P263 Raman spectroscopy analysis of saliva combined with an artificial neural network algorithm could discriminate between Ulcerative Colitis and Crohn’s disease
Buchan, E.(1);Majumder, S.(2,3);Nardone, O.(2,4);N Shivaji, U.(2,3,5);Abdawn, Z.(6);Hejmadi, R.(6);Iacucci, M.(2,3,5)*;Goldberg Oppenheimer, P.(1,7);
(1)University of Birmingham, School of Chemical Engineering- Advanced Nanomaterials Structures and Applications Laboratories- College of Engineering and Physical Sciences, Birmingham, United Kingdom;(2)University of Birmingham, Institute of Immunology and Immunotherapy, Birmingham, United Kingdom;(3)University Hospitals Birmingham- NHS Foundation Trust, Gastroenterology, Birmingham, United Kingdom;(4)University of Naples Federico II, Department of public health- Gastroenterology, Naples, Italy;(5)National Institute for Health Research NIHR- Birmingham Biomedical Research Centre- University of Birmingham and University Hospitals Birmingham NHS Foundation Trust, Institute of Immunology and Immunotherapy, Birmingham, United Kingdom;(6)University Hospitals Birmingham- NHS Foundation Trust, Histopathology, Birmingham, United Kingdom;(7)Institute of Translational Medicine, Healthcare Technologies Institute, Birmingham, United Kingdom;
Background
Early and accurate detection of inflammatory bowel disease (IBD) is crucial for proper intervention.The IBD diagnostic process can be both time-consuming and invasive and lacks a gold standard in disease differentiation. Saliva analysis has gained interest as a potential non-invasive source of disease biomarkers due to its positive correlation with blood-based constituents (e.g. interleukins) at a molecular level. We systematically studied the molecular fingerprint of saliva and tissue biopsy, including how they compare as well as changes associated with disease state-IBD vs non-IBD and Ulcerative colitis (UC) vs Crohn’s disease (CD).
Methods
After obtaining informed consent Saliva and colon biopsies were collected from patients undergoing endoscopy as a standard of care procedure at University Hospitals Birmingham, NHS Foundation Trust, Birmingham, UK. The samples were correlated with their tissue pathology markers and findings of the endoscopic evaluation.
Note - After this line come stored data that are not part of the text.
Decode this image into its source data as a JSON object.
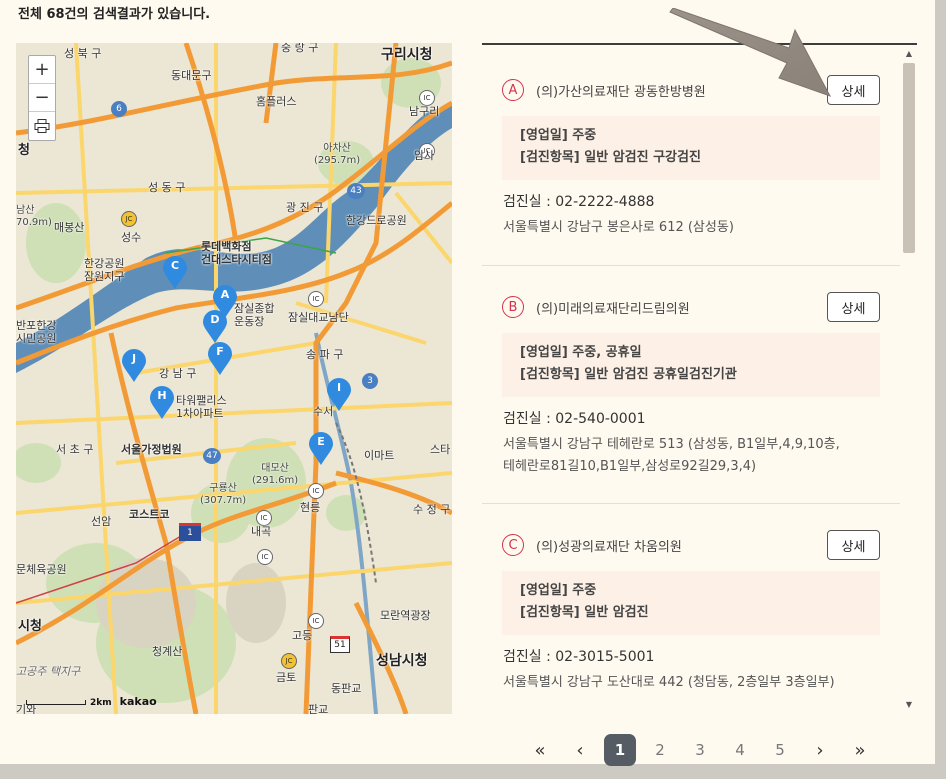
{
  "summary": {
    "text": "전체 68건의 검색결과가 있습니다."
  },
  "map": {
    "controls": {
      "zoom_in": "+",
      "zoom_out": "−",
      "print": "⎙"
    },
    "labels": {
      "seongbuk": "성 북 구",
      "dongdaemun": "동대문구",
      "junggu": "중 랑 구",
      "guri": "구리시청",
      "homeplus": "홈플러스",
      "namguri": "남구리",
      "achasan": "아차산\n(295.7m)",
      "amsa": "암사",
      "seongdong": "성 동 구",
      "gwangjin": "광 진 구",
      "ch_si": "청",
      "namsan": "남산\n70.9m)",
      "maebong": "매봉산",
      "seongsu": "성수",
      "lotte": "롯데백화점\n건대스타시티점",
      "hangang_dongro": "한강드로공원",
      "hangang_park": "한강공원\n잠원지구",
      "banpo": "반포한강\n시민공원",
      "jamsil_sports": "잠실종합\n운동장",
      "jamsil_bridge": "잠실대교남단",
      "songpa": "송 파 구",
      "gangnam": "강 남 구",
      "tower_palace": "타워팰리스\n1차아파트",
      "suseo": "수서",
      "seocho": "서 초 구",
      "court": "서울가정법원",
      "daemosan": "대모산\n(291.6m)",
      "emart": "이마트",
      "seuta": "스타",
      "guryongsan": "구룡산\n(307.7m)",
      "naegok": "내곡",
      "hyeonreung": "현릉",
      "sujeong": "수 정 구",
      "costco": "코스트코",
      "seonam": "선암",
      "sports_park": "문체육공원",
      "si_hall_left": "시청",
      "moran": "모란역광장",
      "cheonggyesan": "청계산",
      "godeung": "고등",
      "seongnam": "성남시청",
      "geumto": "금토",
      "dongpangyo": "동판교",
      "reservoir": "고공주 택지구",
      "pangyo": "판교",
      "giwa": "기와"
    },
    "markers": [
      {
        "id": "A"
      },
      {
        "id": "B"
      },
      {
        "id": "C"
      },
      {
        "id": "D"
      },
      {
        "id": "E"
      },
      {
        "id": "F"
      },
      {
        "id": "H"
      },
      {
        "id": "I"
      },
      {
        "id": "J"
      }
    ],
    "road_numbers": {
      "r6": "6",
      "r43": "43",
      "r3": "3",
      "r47": "47",
      "r1": "1",
      "r51": "51"
    },
    "ic_label": "IC",
    "jc_label": "JC",
    "scale": {
      "distance": "2km",
      "brand": "kakao"
    },
    "colors": {
      "water": "#5a8bb5",
      "park": "#c8dcb0",
      "highway": "#f29b36",
      "road": "#fbd66d",
      "marker": "#2f8ae0"
    }
  },
  "list": {
    "items": [
      {
        "letter": "A",
        "name": "(의)가산의료재단 광동한방병원",
        "detail": "상세",
        "hours": "[영업일] 주중",
        "checkup": "[검진항목] 일반 암검진 구강검진",
        "phone": "검진실 :  02-2222-4888",
        "address": "서울특별시 강남구 봉은사로 612 (삼성동)"
      },
      {
        "letter": "B",
        "name": "(의)미래의료재단리드림의원",
        "detail": "상세",
        "hours": "[영업일] 주중, 공휴일",
        "checkup": "[검진항목] 일반 암검진 공휴일검진기관",
        "phone": "검진실 :  02-540-0001",
        "address": "서울특별시 강남구 테헤란로 513 (삼성동, B1일부,4,9,10층,\n테헤란로81길10,B1일부,삼성로92길29,3,4)"
      },
      {
        "letter": "C",
        "name": "(의)성광의료재단 차움의원",
        "detail": "상세",
        "hours": "[영업일] 주중",
        "checkup": "[검진항목] 일반 암검진",
        "phone": "검진실 :  02-3015-5001",
        "address": "서울특별시 강남구 도산대로 442 (청담동, 2층일부 3층일부)"
      }
    ]
  },
  "pager": {
    "first": "«",
    "prev": "‹",
    "pages": [
      "1",
      "2",
      "3",
      "4",
      "5"
    ],
    "current": "1",
    "next": "›",
    "last": "»"
  }
}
By combining Raman spectroscopy and an artificial neural network algorithm, Self-Optimising Kohonen Index Network (SKiNET), we have developed a non-destructive molecular profiling tool that assesses both salivary and colonic biopsy changes, which helps to determine the diseased state of the sample source. The collected Raman spectra were analysed using SKiNET as a decision support tool to identify spectral markers and discriminate between healthy and IBD disease classes [1].
Results
This pilot study characterised the spectral signatures of 101 saliva samples (healthy = 50, UC = 27 and CD =24) and 44 tissue biopsy samples (healthy = 12, UC = 17 and CD = 15). The algorithm reached 87.5% sensitivity and 89% specificity when classifying saliva and 83.9% sensitivity and 84.6% specificity when classifying tissue biopsy. When comparing the spectral fingerprints of saliva to tissue biopsy, the UC spectra are of similar forms with comparable intensities at each of the primary peaks; 1003 cm1(phenylalanine), 1440 cm-1 (Lipids) and 1656 cm-1 (Amide I). In contrast, CD saliva and tissue biopsy indicate significant variance throughout the Raman spectral fingerprint region, with intensity changes observed at each of the primary peaks and the presence of additional shoulder peaks associated with proteins and lipids. In identifying markers of disease IL-4, IL-8 and IL-10 were identified as having important and designatory Raman bands which could serve in the discrimination of IBD in individuals.
Conclusion
This unique combination of Raman spectroscopy and advanced machine learning represents significant progress towards improved, non-invasive and rapid classification of IBD.This technique also lays the foundation for future applications in disease diagnosis, monitoring and therapeutics.